Robotocore · a Digital Twin of AWS
github.comThis looks pretty cool! However I feel that if the README starts with "Drop-in replacement for X", it should also start with "Why use this over X".
I do like the idea of saving prompts for projects like these (Which is also where the above question is answered: "Creating an MIT-licensed wrapper around Moto that has 100% feature parity with Localstack." [0] Which (i assume) is motivated by the recent changes to Localstack's distribution model [1])
[0] https://github.com/robotocore/robotocore/blob/main/prompts/2...
[1] https://blog.localstack.cloud/the-road-ahead-for-localstack/
Looked at LocalStack today, but management said 'no' because $$$$. :(
So this is awesomely timed.
So this is more of an AWS simulator than a digital twin.
Digital twin to me means an additional synchronized representation of a system that I can use to interact with the underlying plant.
I think this sort of thing is still useful. I'd never attempt to build something like this without modern AI tools. This is arguably a good use case assuming you are checking your work against AWS actual.
To me it means a system that I can model things on with enough fidelity I find the results predictive if I go do it for real. Not a control panel, an alternate reality.
Actual twins don't occupy the same space time on the same 4D trajectory.

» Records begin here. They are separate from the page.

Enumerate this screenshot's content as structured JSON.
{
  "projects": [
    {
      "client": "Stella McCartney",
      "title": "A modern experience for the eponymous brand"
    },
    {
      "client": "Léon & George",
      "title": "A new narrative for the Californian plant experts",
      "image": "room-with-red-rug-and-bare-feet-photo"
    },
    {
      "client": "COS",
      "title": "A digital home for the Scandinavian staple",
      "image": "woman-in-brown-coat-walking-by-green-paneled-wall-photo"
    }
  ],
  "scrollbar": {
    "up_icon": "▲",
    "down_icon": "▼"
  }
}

For the sake of the metaphor, both should respond the same way to the same inputs. You can, for instance, run two medical lab tests using two twins in parallel and get interchangeable results.
That said, I imagine when this twin is sufficiently faithful, one could first issue state convergence commands until the digital twin mirrored the real, and then overlay an orchestrator to do things perhaps you're thinking of such as: if digital deploys of config changes work, then the same change is applied to the real.
This is awesome for local development of AWS service based software, allowing developers to develop without having to enable AWS access, or handle them stepping on each other's toes with S3 bucket names, or Dynamo table names, IAM roles etc.
kubernetes makes this 10x more complicated than it needs to be
kubernetes makes this 10x more complicated than it needs to be
"build me an aws clone. make no mistakes"
If you want an AWS clone, wouldn't you want it to have all of AWS's mistakes?